Sunday, 1 November 2009

Family Court case: parents made to keep nesting in the home

In the recent Family Court case of Byrd and Byrd, Judicial Registrar Loughnan had to consider an application by the wife for sole use or exclusive occupation of the home, when the home was shortly to be sold, and for several months the husband and wife had moved in and out of the home in rotation, so as to enable the child to remain there. In other words,the wife wanted to chuck the husband out of the home, when all they had done was to the contrary.

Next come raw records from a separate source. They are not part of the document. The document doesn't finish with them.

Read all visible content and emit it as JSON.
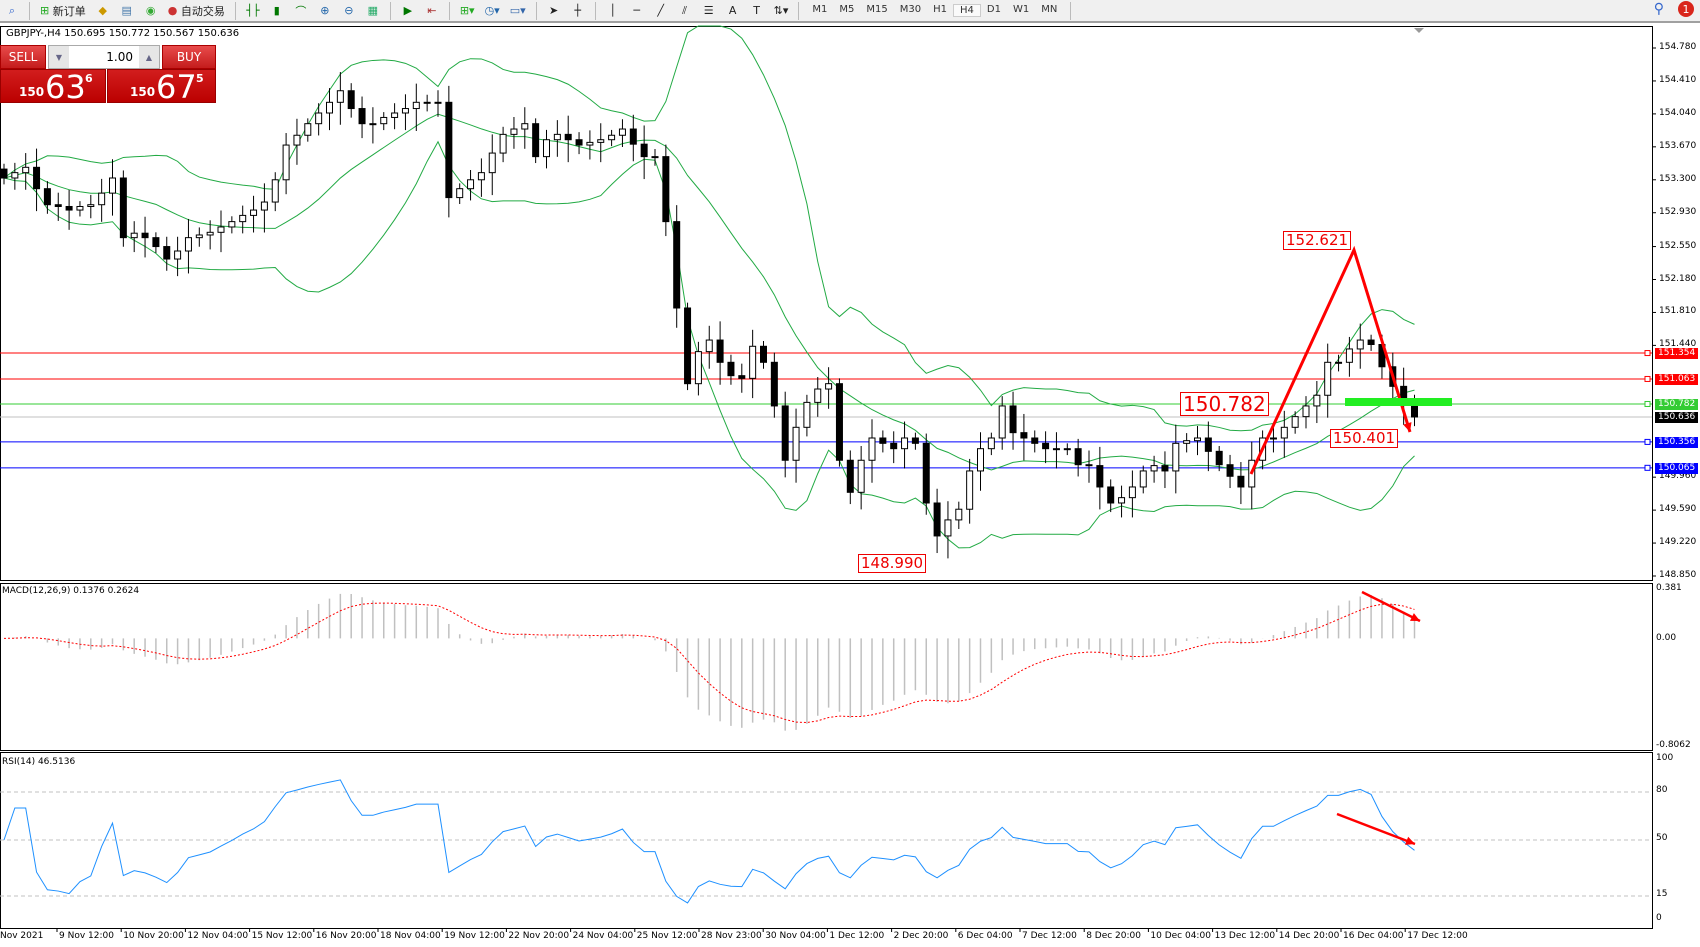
{
  "toolbar": {
    "new_order": "新订单",
    "auto_trading": "自动交易",
    "icons": [
      "zoom-icon",
      "new-order-icon",
      "history-icon",
      "terminal-icon",
      "signals-icon",
      "auto-trading-icon",
      "bar-chart-icon",
      "candlestick-icon",
      "line-chart-icon",
      "zoom-in-icon",
      "zoom-out-icon",
      "tile-windows-icon",
      "auto-scroll-icon",
      "chart-shift-icon",
      "indicators-icon",
      "periods-icon",
      "templates-icon",
      "cursor-icon",
      "crosshair-icon",
      "vertical-line-icon",
      "horizontal-line-icon",
      "trendline-icon",
      "equidistant-channel-icon",
      "fibonacci-icon",
      "text-icon",
      "text-label-icon",
      "arrows-icon"
    ],
    "timeframes": [
      "M1",
      "M5",
      "M15",
      "M30",
      "H1",
      "H4",
      "D1",
      "W1",
      "MN"
    ],
    "active_timeframe": "H4",
    "notification_count": "1"
  },
  "chart": {
    "symbol_info": "GBPJPY-,H4  150.695 150.772 150.567 150.636",
    "one_click": {
      "sell": "SELL",
      "buy": "BUY",
      "lot": "1.00",
      "sell_big": "150",
      "sell_pips": "63",
      "sell_point": "6",
      "buy_big": "150",
      "buy_pips": "67",
      "buy_point": "5"
    },
    "price_axis": [
      "154.780",
      "154.410",
      "154.040",
      "153.670",
      "153.300",
      "152.930",
      "152.550",
      "152.180",
      "151.810",
      "151.440",
      "149.960",
      "149.590",
      "149.220",
      "148.850"
    ],
    "price_lines": [
      {
        "value": "151.354",
        "color": "#ff0000"
      },
      {
        "value": "151.063",
        "color": "#ff0000"
      },
      {
        "value": "150.782",
        "color": "#33cc33"
      },
      {
        "value": "150.636",
        "color": "#000000",
        "line": "#c0c0c0"
      },
      {
        "value": "150.356",
        "color": "#0000ff"
      },
      {
        "value": "150.065",
        "color": "#0000ff"
      }
    ],
    "annotations": {
      "high": "152.621",
      "mid": "150.782",
      "retest": "150.401",
      "low": "148.990"
    },
    "time_axis": [
      "Nov 2021",
      "9 Nov 12:00",
      "10 Nov 20:00",
      "12 Nov 04:00",
      "15 Nov 12:00",
      "16 Nov 20:00",
      "18 Nov 04:00",
      "19 Nov 12:00",
      "22 Nov 20:00",
      "24 Nov 04:00",
      "25 Nov 12:00",
      "28 Nov 23:00",
      "30 Nov 04:00",
      "1 Dec 12:00",
      "2 Dec 20:00",
      "6 Dec 04:00",
      "7 Dec 12:00",
      "8 Dec 20:00",
      "10 Dec 04:00",
      "13 Dec 12:00",
      "14 Dec 20:00",
      "16 Dec 04:00",
      "17 Dec 12:00"
    ],
    "band_color": "#22aa44"
  },
  "macd": {
    "label": "MACD(12,26,9) 0.1376 0.2624",
    "axis": [
      "0.381",
      "0.00",
      "-0.8062"
    ],
    "signal_color": "#ff0000",
    "hist_color": "#c0c0c0"
  },
  "rsi": {
    "label": "RSI(14) 46.5136",
    "axis": [
      "100",
      "80",
      "50",
      "15",
      "0"
    ],
    "color": "#1e90ff"
  },
  "chart_data": {
    "type": "candlestick",
    "symbol": "GBPJPY",
    "timeframe": "H4",
    "ylim": [
      148.85,
      154.78
    ],
    "close": [
      153.32,
      153.38,
      153.44,
      153.2,
      153.02,
      153.0,
      152.96,
      153.0,
      153.02,
      153.15,
      153.32,
      152.65,
      152.7,
      152.65,
      152.55,
      152.41,
      152.5,
      152.65,
      152.68,
      152.71,
      152.77,
      152.83,
      152.9,
      152.96,
      153.05,
      153.3,
      153.69,
      153.8,
      153.93,
      154.05,
      154.17,
      154.3,
      154.1,
      153.93,
      153.93,
      154.0,
      154.05,
      154.1,
      154.17,
      154.17,
      154.17,
      153.1,
      153.2,
      153.3,
      153.38,
      153.6,
      153.81,
      153.87,
      153.93,
      153.56,
      153.75,
      153.81,
      153.75,
      153.69,
      153.72,
      153.75,
      153.8,
      153.87,
      153.7,
      153.56,
      153.56,
      152.83,
      151.86,
      151.01,
      151.37,
      151.5,
      151.25,
      151.1,
      151.07,
      151.43,
      151.25,
      150.76,
      150.15,
      150.52,
      150.8,
      150.95,
      151.01,
      150.15,
      149.79,
      150.15,
      150.4,
      150.34,
      150.28,
      150.4,
      150.34,
      149.67,
      149.3,
      149.48,
      149.6,
      150.03,
      150.28,
      150.4,
      150.76,
      150.46,
      150.4,
      150.34,
      150.28,
      150.28,
      150.28,
      150.1,
      150.09,
      149.85,
      149.67,
      149.73,
      149.85,
      150.03,
      150.09,
      150.03,
      150.34,
      150.37,
      150.4,
      150.25,
      150.1,
      149.97,
      149.85,
      150.15,
      150.4,
      150.4,
      150.52,
      150.64,
      150.76,
      150.88,
      151.25,
      151.25,
      151.4,
      151.5,
      151.45,
      151.2,
      150.98,
      150.8,
      150.636
    ]
  }
}
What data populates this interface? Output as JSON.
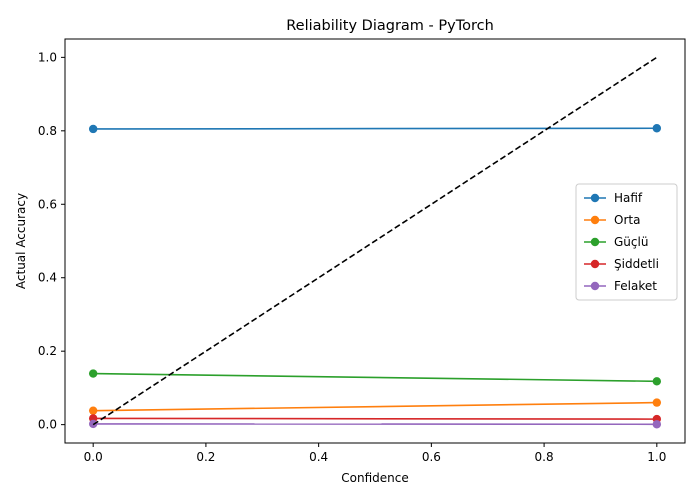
{
  "chart_data": {
    "type": "line",
    "title": "Reliability Diagram - PyTorch",
    "xlabel": "Confidence",
    "ylabel": "Actual Accuracy",
    "xlim": [
      -0.05,
      1.05
    ],
    "ylim": [
      -0.05,
      1.05
    ],
    "xticks": [
      "0.0",
      "0.2",
      "0.4",
      "0.6",
      "0.8",
      "1.0"
    ],
    "yticks": [
      "0.0",
      "0.2",
      "0.4",
      "0.6",
      "0.8",
      "1.0"
    ],
    "grid": false,
    "legend_position": "center-right",
    "reference_line": {
      "x": [
        0,
        1
      ],
      "y": [
        0,
        1
      ],
      "color": "#000000",
      "style": "dashed"
    },
    "series": [
      {
        "name": "Hafif",
        "color": "#1f77b4",
        "x": [
          0.0,
          1.0
        ],
        "y": [
          0.805,
          0.807
        ]
      },
      {
        "name": "Orta",
        "color": "#ff7f0e",
        "x": [
          0.0,
          1.0
        ],
        "y": [
          0.038,
          0.06
        ]
      },
      {
        "name": "Güçlü",
        "color": "#2ca02c",
        "x": [
          0.0,
          1.0
        ],
        "y": [
          0.139,
          0.118
        ]
      },
      {
        "name": "Şiddetli",
        "color": "#d62728",
        "x": [
          0.0,
          1.0
        ],
        "y": [
          0.017,
          0.015
        ]
      },
      {
        "name": "Felaket",
        "color": "#9467bd",
        "x": [
          0.0,
          1.0
        ],
        "y": [
          0.002,
          0.001
        ]
      }
    ]
  }
}
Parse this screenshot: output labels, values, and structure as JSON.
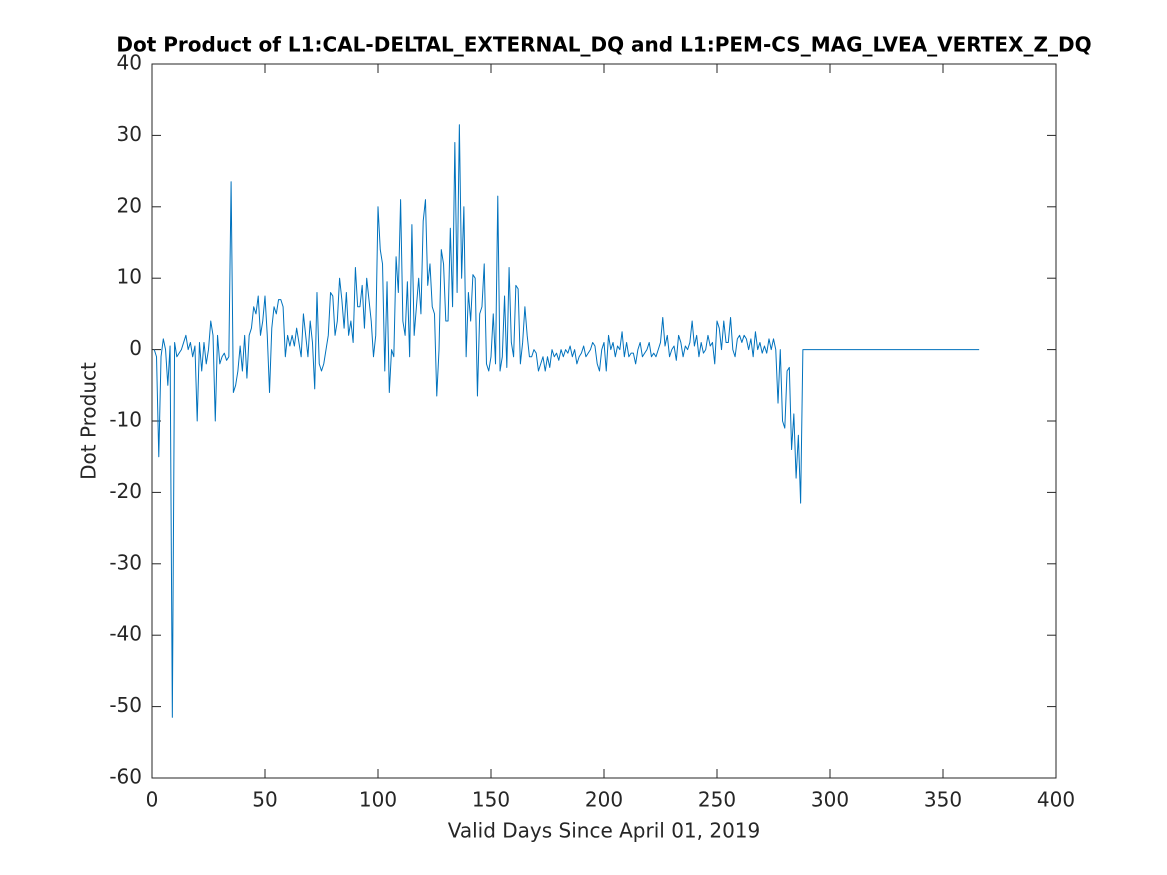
{
  "chart_data": {
    "type": "line",
    "title": "Dot Product of L1:CAL-DELTAL_EXTERNAL_DQ and L1:PEM-CS_MAG_LVEA_VERTEX_Z_DQ",
    "xlabel": "Valid Days Since April 01, 2019",
    "ylabel": "Dot Product",
    "xlim": [
      0,
      400
    ],
    "xticks": [
      0,
      50,
      100,
      150,
      200,
      250,
      300,
      350,
      400
    ],
    "ylim": [
      -60,
      40
    ],
    "yticks": [
      -60,
      -50,
      -40,
      -30,
      -20,
      -10,
      0,
      10,
      20,
      30,
      40
    ],
    "color": "#0072bd",
    "x": [
      1,
      2,
      3,
      4,
      5,
      6,
      7,
      8,
      9,
      10,
      11,
      12,
      13,
      14,
      15,
      16,
      17,
      18,
      19,
      20,
      21,
      22,
      23,
      24,
      25,
      26,
      27,
      28,
      29,
      30,
      31,
      32,
      33,
      34,
      35,
      36,
      37,
      38,
      39,
      40,
      41,
      42,
      43,
      44,
      45,
      46,
      47,
      48,
      49,
      50,
      51,
      52,
      53,
      54,
      55,
      56,
      57,
      58,
      59,
      60,
      61,
      62,
      63,
      64,
      65,
      66,
      67,
      68,
      69,
      70,
      71,
      72,
      73,
      74,
      75,
      76,
      77,
      78,
      79,
      80,
      81,
      82,
      83,
      84,
      85,
      86,
      87,
      88,
      89,
      90,
      91,
      92,
      93,
      94,
      95,
      96,
      97,
      98,
      99,
      100,
      101,
      102,
      103,
      104,
      105,
      106,
      107,
      108,
      109,
      110,
      111,
      112,
      113,
      114,
      115,
      116,
      117,
      118,
      119,
      120,
      121,
      122,
      123,
      124,
      125,
      126,
      127,
      128,
      129,
      130,
      131,
      132,
      133,
      134,
      135,
      136,
      137,
      138,
      139,
      140,
      141,
      142,
      143,
      144,
      145,
      146,
      147,
      148,
      149,
      150,
      151,
      152,
      153,
      154,
      155,
      156,
      157,
      158,
      159,
      160,
      161,
      162,
      163,
      164,
      165,
      166,
      167,
      168,
      169,
      170,
      171,
      172,
      173,
      174,
      175,
      176,
      177,
      178,
      179,
      180,
      181,
      182,
      183,
      184,
      185,
      186,
      187,
      188,
      189,
      190,
      191,
      192,
      193,
      194,
      195,
      196,
      197,
      198,
      199,
      200,
      201,
      202,
      203,
      204,
      205,
      206,
      207,
      208,
      209,
      210,
      211,
      212,
      213,
      214,
      215,
      216,
      217,
      218,
      219,
      220,
      221,
      222,
      223,
      224,
      225,
      226,
      227,
      228,
      229,
      230,
      231,
      232,
      233,
      234,
      235,
      236,
      237,
      238,
      239,
      240,
      241,
      242,
      243,
      244,
      245,
      246,
      247,
      248,
      249,
      250,
      251,
      252,
      253,
      254,
      255,
      256,
      257,
      258,
      259,
      260,
      261,
      262,
      263,
      264,
      265,
      266,
      267,
      268,
      269,
      270,
      271,
      272,
      273,
      274,
      275,
      276,
      277,
      278,
      279,
      280,
      281,
      282,
      283,
      284,
      285,
      286,
      287,
      288,
      366
    ],
    "values": [
      0,
      -1,
      -15,
      -1,
      1.5,
      0,
      -5,
      0.5,
      -51.5,
      1,
      -1,
      -0.5,
      0,
      1,
      2,
      0,
      1,
      -1,
      0.5,
      -10,
      1,
      -3,
      1,
      -2,
      0,
      4,
      2,
      -10,
      2,
      -2,
      -1,
      -0.5,
      -1.5,
      -1,
      23.5,
      -6,
      -5,
      -3,
      0.5,
      -3,
      2,
      -4,
      2,
      3,
      6,
      5,
      7.5,
      2,
      4,
      7.5,
      2,
      -6,
      3,
      6,
      5,
      7,
      7,
      6,
      -1,
      2,
      0.5,
      2,
      0.5,
      3,
      1,
      -1,
      5,
      2,
      -1,
      4,
      1,
      -5.5,
      8,
      -2,
      -3,
      -2,
      0,
      2,
      8,
      7.5,
      2,
      4,
      10,
      7,
      3,
      8,
      2,
      4,
      1,
      11.5,
      6,
      6,
      9,
      3,
      10,
      7,
      4,
      -1,
      2,
      20,
      14,
      12,
      -3,
      9.5,
      -6,
      0,
      -1,
      13,
      8,
      21,
      4,
      2,
      9.5,
      -1,
      17.5,
      2,
      6,
      10,
      5,
      18,
      21,
      9,
      12,
      6,
      5,
      -6.5,
      0,
      14,
      12,
      4,
      4,
      17,
      6,
      29,
      8,
      31.5,
      10,
      20,
      -1,
      8,
      4,
      10.5,
      10,
      -6.5,
      5,
      6,
      12,
      -2,
      -3,
      -1,
      5,
      -2,
      21.5,
      -3,
      -1,
      7.5,
      -2.5,
      11.5,
      1,
      -1,
      9,
      8.5,
      -2,
      1,
      6,
      2,
      -1,
      -1,
      0,
      -0.5,
      -3,
      -2,
      -1,
      -3,
      -1,
      -2.5,
      0,
      -1,
      -0.5,
      -1.5,
      0,
      -1,
      0,
      -0.5,
      0.5,
      -1,
      0,
      -2,
      -1,
      -0.5,
      0.5,
      -1,
      -0.5,
      0,
      1,
      0.5,
      -2,
      -3,
      0,
      1,
      -3,
      2,
      0,
      1,
      -1,
      0.5,
      0,
      2.5,
      -1,
      1,
      -1,
      -0.5,
      -0.5,
      -2,
      0,
      1,
      -1,
      -0.5,
      0,
      1,
      -1,
      -0.5,
      -1,
      0,
      1,
      4.5,
      0.5,
      2,
      -1,
      0,
      0.5,
      -1.5,
      2,
      1,
      -1,
      0.5,
      0,
      1,
      4,
      0.5,
      2,
      -1,
      1,
      -0.5,
      0,
      2,
      0.5,
      1,
      -2,
      4,
      3,
      0,
      4,
      1,
      1,
      4.5,
      0,
      -1,
      1.5,
      2,
      1,
      2,
      1.5,
      0,
      1.5,
      -1,
      2.5,
      0,
      1,
      -0.5,
      0.5,
      -0.5,
      1.5,
      0,
      1.5,
      0,
      -7.5,
      0,
      -10,
      -11,
      -3,
      -2.5,
      -14,
      -9,
      -18,
      -12,
      -21.5,
      0,
      0
    ]
  }
}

The wife was unsuccessful. The Judicial Registrar stated:

The court has power to make an order for exclusive occupation. The power is
found in section
114.
It gives the court power to make an order that is proper. Examples are
given of the sort of order that might be made under section
114
and specific mention is made of orders in relation to the use of the
home. Generally, an order will be made where it is not reasonable, sensible or
practicable for the parties to live together.
There is a sense in which this
is a silly application, because the house in question is being sold soon and the
children will be moved out of their bedrooms in any event. However, I do not
know that the house will sell. The property market is not as reliable as it once
was and it may be that the parties will not be able to sell it for a period. So
there is the potential for the issues that the parties have raised to drag on.
The problem in relation to the children is that the parties do not agree
about what the children want. In March, despite all of the problems that the
parties had experienced in the past, they thought it was in the best interests
of the children for there to be a nesting arrangement, with the adults coming
and going and the children staying in the former matrimonial home. The wishes of
the children are particularly important in a case where there is a 16 year old
child, a 14 year old child and an 11 year old child....
On one view, as I
say, this could be a trivial issue. On the other hand, it was so important to
the parties in March that they made this rather unusual arrangement.
There
is no way of me identifying what these children want in a timeframe that makes
sense of the timing of an auction listed in the middle of this month. Their
views could be obtained by having the children see a Family Consultant in the
child responsive model or I could appoint a lawyer for the children. Either
process takes a month or so.
Without being able to make a finding of fact on
a disputed issue I am obliged in a case like this, to take the common ground
position. The common ground position is that the parties felt that the children
should stay in the home and the adults should come and go. The parties have
probably interfered with each other’s private goods and personal possessions, in
the time since the orders were made. That is a real problem in a case like this
because there is a risk that privileged material will be accessed. There is also
the potential for the children to be embarrassed by bad behaviour by the
parents.
The evidence suggests that each of the parties has interfered with
the personal possessions of the other. We are only in this position because,
unusually, parties who have decided to live separately and apart forever are
sharing a house for the time being. They are doing that not because they need
to, but because they decided that they both want to have a meaningful
relationship with their children and it is more important that their children
have access to their own rooms for a period than it is for the parents to get on
with their lives.
In the circumstances it seems to me that there should be
no interference with the arrangements the parties put in place in March.
I
doubt that the children would get away with behaviour that the parents have
described in their affidavits. It cannot be very edifying. But these are not
people who anybody suggests are lacking in sophistication or suffer a defect of
reason or do not understand how to properly behave. These are people of some
standing, obviously intelligent people, obviously loving parents, and it seems
to me that they can be expected to comply with their obligations.
As has
been said on behalf of the husband, if it was so intolerable to the mother, then
the obvious remedy was to get the children straight out of the home, and that
has not been done. That is a good thing. The problems are not at a point where
it is more important the children be safely away from the incidents of bad
behaviour than it is that they have use of their own home, own bedrooms. That is
good and, hopefully, that reflects a judgment that this is really a matter of
preference rather than a matter of necessity.
As a general proposition,
children can take responsibility for bad behaviour by their parents. They think
they are responsible, especially younger children. The parties need to redouble
their efforts to make sure that is not the case. They will have been told that;
they must know it. Hopefully, we can limp through to the settlement of the sale.
If not, if either of the parties thinks that it is more important that the
children be away from the conflict than it is that they stay for a few weeks in
their bedrooms, then by all means that parent can make arrangements for them to
be somewhere else.
The advantage of the existing arrangement continuing is
to avoid an additional move. The inference one draws from the mother’s
application is that C might not move. In those circumstances, an order excluding
the husband may interfere with his relationship with C and that might not be
what she wants.
When the power of the state is to be exercised to do
so serious a thing as to exclude somebody from a property they are entitled to
be in, the Court needs to be reasonably comfortable that any change will be for
the better.
I cannot be comfortable about my obligations to the
children in these circumstances.
In relation to the application about the
personal items. I will make an order for the return of items about which there
is no dispute. I am told that there are some things that are acknowledged to be
in the possession of one of the parties, that are sought by the other and the
first mentioned party does not mind returning those items.